Vucinic: juventus-debakel und montenegro-hoffnungen!
Der ehemalige Juwel des italienischen Fußballs, Mirko Vučinić, hat in einem exklusiven Interview scharfe Kritik an der Leistung der Juventus Turin geäußert und gleichzeitig seine unerschütterliche Hoffnung auf den Erfolg der montenegrinischen Nationalmannschaft zum Ausdruck gebracht. Die Bianconeri, einst unangefochtener Serienmeister, stolpern aktuell durch die Serie A – ein Zustand, den Vučinić offen als „ein großes Misserfolg“ bezeichnet.
Die juventus-krise: was fehlt den turinern?
Vučinić, der heute als Nationaltrainer Montenegros tätig ist, zögerte lange, sich direkt zur aktuellen Situation in Turin zu äußern. „Der Verein hat sich sicherlich eine Analyse vorgenommen und wird reagieren, aber ich möchte das Thema nicht zu sehr vertiefen…“, so der Ex-Stürmer. Dennoch deutete er an, dass die Gründe für die Misere tiefgreifender Natur sein könnten. Es scheint, als fehle die unbedingte Siegermentalität, die Juventus über Jahre auszeichnete. Die Abwehr wirkt anfällig, im Angriff fehlt es an Durchschlagskraft – ein Problem, das sich auch bei anderen Top-Klubs der Liga bemerkbar macht.

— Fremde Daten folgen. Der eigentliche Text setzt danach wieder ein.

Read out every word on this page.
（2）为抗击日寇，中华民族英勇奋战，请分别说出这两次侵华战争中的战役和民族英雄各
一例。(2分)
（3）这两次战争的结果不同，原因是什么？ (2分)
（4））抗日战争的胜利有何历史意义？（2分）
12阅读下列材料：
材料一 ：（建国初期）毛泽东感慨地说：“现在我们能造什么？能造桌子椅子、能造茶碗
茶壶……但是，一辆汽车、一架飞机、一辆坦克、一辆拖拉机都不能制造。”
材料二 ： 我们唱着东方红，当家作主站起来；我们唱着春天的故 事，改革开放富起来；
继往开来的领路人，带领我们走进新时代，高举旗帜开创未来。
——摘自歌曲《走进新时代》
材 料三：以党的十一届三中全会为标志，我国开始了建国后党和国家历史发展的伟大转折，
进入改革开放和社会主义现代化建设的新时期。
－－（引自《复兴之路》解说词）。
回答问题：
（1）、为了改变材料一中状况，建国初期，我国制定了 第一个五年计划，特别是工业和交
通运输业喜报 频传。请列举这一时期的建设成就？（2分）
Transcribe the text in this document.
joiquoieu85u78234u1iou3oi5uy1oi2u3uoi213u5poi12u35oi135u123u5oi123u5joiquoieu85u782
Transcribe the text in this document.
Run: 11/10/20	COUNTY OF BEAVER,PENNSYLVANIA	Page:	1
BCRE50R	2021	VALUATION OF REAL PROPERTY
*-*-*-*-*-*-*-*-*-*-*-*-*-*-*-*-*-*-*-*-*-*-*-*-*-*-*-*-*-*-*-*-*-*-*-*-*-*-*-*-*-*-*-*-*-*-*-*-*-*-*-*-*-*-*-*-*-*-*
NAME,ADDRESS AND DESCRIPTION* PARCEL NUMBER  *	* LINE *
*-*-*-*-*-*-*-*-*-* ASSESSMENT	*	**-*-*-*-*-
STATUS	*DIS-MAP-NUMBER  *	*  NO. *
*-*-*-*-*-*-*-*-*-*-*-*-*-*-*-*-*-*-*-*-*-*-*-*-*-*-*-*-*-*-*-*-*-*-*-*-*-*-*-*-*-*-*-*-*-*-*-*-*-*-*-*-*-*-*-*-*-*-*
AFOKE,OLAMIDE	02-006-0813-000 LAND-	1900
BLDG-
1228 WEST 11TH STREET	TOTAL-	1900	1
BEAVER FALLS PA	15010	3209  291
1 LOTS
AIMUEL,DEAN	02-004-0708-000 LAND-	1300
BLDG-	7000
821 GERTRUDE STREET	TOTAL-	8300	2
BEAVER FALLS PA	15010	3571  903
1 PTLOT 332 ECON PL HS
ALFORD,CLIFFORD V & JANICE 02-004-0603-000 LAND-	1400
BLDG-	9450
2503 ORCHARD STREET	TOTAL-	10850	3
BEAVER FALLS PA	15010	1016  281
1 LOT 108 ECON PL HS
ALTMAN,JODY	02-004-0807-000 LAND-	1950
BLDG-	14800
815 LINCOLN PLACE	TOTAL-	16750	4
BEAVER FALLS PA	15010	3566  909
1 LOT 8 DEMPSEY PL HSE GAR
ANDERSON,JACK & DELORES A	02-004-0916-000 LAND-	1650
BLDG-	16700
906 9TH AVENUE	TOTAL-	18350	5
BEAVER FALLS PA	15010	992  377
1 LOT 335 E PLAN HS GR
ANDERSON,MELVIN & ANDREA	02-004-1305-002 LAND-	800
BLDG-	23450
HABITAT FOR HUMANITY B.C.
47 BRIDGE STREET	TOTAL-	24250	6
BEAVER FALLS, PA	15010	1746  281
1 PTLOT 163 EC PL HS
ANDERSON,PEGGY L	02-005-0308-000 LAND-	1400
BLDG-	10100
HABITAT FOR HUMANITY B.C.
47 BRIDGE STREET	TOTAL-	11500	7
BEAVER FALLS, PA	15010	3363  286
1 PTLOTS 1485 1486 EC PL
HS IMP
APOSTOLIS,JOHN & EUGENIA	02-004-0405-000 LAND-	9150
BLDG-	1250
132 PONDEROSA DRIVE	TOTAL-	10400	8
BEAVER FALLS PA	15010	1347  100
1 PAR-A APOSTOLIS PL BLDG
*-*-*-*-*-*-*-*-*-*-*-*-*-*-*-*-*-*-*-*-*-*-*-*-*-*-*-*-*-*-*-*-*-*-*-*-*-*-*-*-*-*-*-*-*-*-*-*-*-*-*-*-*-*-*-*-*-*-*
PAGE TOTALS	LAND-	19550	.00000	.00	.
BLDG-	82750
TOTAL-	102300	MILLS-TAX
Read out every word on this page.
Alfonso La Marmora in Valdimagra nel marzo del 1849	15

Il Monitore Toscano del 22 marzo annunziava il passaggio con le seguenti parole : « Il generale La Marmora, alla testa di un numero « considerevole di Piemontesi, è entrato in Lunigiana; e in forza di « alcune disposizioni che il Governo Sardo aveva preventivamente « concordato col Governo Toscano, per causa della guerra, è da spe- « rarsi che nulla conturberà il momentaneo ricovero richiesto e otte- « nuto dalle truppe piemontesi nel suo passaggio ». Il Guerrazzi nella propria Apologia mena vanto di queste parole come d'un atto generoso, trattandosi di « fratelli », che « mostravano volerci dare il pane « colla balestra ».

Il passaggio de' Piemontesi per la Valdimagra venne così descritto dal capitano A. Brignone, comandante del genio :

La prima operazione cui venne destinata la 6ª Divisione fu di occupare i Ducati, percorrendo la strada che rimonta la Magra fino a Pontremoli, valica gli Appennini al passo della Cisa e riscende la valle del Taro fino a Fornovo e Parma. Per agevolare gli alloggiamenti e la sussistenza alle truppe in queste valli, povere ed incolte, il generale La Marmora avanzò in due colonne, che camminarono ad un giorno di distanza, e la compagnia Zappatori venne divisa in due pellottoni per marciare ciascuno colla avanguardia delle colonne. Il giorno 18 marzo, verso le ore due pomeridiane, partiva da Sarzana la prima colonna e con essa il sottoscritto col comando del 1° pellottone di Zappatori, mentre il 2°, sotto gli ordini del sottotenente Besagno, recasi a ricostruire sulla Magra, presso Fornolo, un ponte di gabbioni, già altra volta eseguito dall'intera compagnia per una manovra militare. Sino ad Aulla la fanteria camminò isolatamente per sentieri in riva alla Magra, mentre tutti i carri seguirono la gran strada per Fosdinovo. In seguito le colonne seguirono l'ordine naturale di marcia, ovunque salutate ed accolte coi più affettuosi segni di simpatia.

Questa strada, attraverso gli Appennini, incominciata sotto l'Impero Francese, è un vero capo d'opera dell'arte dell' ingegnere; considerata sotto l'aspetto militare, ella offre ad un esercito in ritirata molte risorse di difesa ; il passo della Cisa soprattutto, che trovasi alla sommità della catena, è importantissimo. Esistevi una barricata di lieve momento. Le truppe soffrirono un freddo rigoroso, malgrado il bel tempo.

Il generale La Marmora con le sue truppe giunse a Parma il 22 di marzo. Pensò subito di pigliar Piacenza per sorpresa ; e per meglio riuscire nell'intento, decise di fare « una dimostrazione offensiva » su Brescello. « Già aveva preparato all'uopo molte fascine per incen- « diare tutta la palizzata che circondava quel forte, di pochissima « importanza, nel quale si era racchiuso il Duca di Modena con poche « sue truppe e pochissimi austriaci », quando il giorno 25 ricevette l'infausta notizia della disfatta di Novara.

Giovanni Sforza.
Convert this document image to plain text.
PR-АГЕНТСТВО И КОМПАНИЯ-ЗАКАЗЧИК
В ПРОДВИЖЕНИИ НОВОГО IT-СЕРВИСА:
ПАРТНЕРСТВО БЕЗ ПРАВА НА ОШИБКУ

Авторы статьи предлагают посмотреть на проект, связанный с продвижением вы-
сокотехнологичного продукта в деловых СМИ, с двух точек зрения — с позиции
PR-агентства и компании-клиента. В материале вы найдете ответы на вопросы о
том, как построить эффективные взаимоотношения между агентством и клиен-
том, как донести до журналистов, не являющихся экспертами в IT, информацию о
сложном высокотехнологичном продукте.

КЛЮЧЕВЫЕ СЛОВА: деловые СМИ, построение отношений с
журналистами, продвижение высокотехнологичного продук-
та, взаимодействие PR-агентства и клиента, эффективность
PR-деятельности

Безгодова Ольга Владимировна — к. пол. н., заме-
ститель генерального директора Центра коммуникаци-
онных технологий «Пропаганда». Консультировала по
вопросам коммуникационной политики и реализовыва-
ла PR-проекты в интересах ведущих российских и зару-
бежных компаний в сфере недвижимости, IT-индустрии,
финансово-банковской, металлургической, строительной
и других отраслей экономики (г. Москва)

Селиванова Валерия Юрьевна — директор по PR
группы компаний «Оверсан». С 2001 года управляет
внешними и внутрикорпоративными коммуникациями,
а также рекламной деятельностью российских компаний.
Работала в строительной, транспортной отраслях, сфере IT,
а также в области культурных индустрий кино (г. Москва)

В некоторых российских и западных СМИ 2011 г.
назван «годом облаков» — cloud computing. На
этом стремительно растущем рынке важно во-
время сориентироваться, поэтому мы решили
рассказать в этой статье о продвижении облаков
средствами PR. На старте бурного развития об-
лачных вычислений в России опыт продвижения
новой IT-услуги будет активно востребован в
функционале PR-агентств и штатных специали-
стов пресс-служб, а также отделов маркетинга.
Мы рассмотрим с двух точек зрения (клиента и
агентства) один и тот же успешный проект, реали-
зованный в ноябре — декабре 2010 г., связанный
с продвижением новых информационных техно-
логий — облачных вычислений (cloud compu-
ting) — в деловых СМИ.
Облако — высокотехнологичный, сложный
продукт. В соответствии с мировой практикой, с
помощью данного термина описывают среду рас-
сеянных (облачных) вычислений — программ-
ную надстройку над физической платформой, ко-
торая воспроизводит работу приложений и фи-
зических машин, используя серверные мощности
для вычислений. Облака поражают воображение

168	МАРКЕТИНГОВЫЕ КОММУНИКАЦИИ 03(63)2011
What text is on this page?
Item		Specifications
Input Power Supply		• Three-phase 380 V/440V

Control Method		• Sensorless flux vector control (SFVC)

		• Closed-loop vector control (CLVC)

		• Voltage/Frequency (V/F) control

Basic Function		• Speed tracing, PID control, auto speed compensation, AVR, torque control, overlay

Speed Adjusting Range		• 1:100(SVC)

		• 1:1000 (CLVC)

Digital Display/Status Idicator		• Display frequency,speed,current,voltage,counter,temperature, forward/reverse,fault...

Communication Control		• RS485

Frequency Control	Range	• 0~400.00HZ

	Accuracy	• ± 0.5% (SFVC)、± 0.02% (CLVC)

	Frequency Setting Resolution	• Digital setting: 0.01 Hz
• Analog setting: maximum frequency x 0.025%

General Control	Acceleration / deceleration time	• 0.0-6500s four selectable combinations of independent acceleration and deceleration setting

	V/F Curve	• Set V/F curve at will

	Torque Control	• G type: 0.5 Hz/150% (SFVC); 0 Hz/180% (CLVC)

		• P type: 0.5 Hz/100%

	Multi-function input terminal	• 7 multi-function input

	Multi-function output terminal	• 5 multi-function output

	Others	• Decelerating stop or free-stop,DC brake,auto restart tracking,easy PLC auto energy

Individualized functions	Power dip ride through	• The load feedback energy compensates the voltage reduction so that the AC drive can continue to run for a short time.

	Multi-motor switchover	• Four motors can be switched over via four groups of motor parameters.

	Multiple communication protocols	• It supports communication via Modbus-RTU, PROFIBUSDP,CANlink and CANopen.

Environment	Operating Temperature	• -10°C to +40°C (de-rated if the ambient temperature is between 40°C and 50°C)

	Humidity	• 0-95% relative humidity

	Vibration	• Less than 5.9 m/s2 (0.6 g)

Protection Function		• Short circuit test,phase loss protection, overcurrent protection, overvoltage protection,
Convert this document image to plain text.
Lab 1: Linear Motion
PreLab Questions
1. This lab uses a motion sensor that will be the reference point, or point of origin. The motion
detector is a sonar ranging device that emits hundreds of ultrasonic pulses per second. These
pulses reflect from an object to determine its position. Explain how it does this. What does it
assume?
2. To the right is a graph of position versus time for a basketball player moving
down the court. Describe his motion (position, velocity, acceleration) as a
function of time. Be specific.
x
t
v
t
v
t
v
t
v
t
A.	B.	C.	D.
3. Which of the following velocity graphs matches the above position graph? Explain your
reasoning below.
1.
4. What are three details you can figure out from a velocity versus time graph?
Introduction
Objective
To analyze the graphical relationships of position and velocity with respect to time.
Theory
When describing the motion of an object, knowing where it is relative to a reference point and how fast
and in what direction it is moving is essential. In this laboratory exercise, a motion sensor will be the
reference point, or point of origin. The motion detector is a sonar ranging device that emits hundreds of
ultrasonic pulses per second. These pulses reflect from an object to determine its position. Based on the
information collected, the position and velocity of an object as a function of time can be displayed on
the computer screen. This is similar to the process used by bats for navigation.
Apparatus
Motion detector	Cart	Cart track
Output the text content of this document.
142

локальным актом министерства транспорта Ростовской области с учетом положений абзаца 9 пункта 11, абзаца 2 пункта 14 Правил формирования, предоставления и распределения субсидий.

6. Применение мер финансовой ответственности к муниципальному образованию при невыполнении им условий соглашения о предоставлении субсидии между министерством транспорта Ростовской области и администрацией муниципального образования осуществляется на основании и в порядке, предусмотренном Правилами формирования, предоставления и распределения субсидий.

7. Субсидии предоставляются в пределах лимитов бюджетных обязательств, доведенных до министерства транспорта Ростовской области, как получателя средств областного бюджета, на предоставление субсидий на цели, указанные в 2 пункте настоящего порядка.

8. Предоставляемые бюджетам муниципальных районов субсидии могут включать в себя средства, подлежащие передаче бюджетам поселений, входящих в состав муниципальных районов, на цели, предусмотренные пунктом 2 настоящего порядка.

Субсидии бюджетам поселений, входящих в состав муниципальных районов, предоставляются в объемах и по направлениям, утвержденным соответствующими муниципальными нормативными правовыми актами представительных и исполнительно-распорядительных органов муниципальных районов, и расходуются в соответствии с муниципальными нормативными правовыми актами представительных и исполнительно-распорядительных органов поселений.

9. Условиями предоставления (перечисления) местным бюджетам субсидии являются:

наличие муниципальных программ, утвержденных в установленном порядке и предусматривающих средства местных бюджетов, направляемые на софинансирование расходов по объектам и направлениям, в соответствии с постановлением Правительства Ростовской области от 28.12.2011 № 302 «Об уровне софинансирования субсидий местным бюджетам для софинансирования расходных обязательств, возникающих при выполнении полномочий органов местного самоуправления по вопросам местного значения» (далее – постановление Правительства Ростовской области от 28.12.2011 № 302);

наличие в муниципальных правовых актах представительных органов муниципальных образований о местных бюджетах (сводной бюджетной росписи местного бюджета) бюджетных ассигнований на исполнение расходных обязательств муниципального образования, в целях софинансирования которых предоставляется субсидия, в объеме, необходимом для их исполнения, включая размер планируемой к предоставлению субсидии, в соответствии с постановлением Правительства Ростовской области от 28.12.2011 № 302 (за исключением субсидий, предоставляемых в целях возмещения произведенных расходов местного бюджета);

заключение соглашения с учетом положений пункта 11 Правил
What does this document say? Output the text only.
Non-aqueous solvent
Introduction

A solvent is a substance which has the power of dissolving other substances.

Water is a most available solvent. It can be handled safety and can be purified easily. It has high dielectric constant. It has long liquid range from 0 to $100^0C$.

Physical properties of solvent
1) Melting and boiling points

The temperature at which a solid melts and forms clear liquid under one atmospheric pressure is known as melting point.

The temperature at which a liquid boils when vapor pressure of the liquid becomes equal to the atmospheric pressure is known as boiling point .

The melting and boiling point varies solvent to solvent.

Der fehlende Torjäger ist ein ständiges Gesprächsthema in Italien. Während der Atalanta Bergamo mit einem Spieler in Topform glänzt, kämpfen Juventus und auch der AC Mailand mit ihrer Offensive. Vučinić weist darauf hin, dass dies kein spezifisches Problem der Serie A sei, sondern vielmehr eine Herausforderung für die gesamte Liga.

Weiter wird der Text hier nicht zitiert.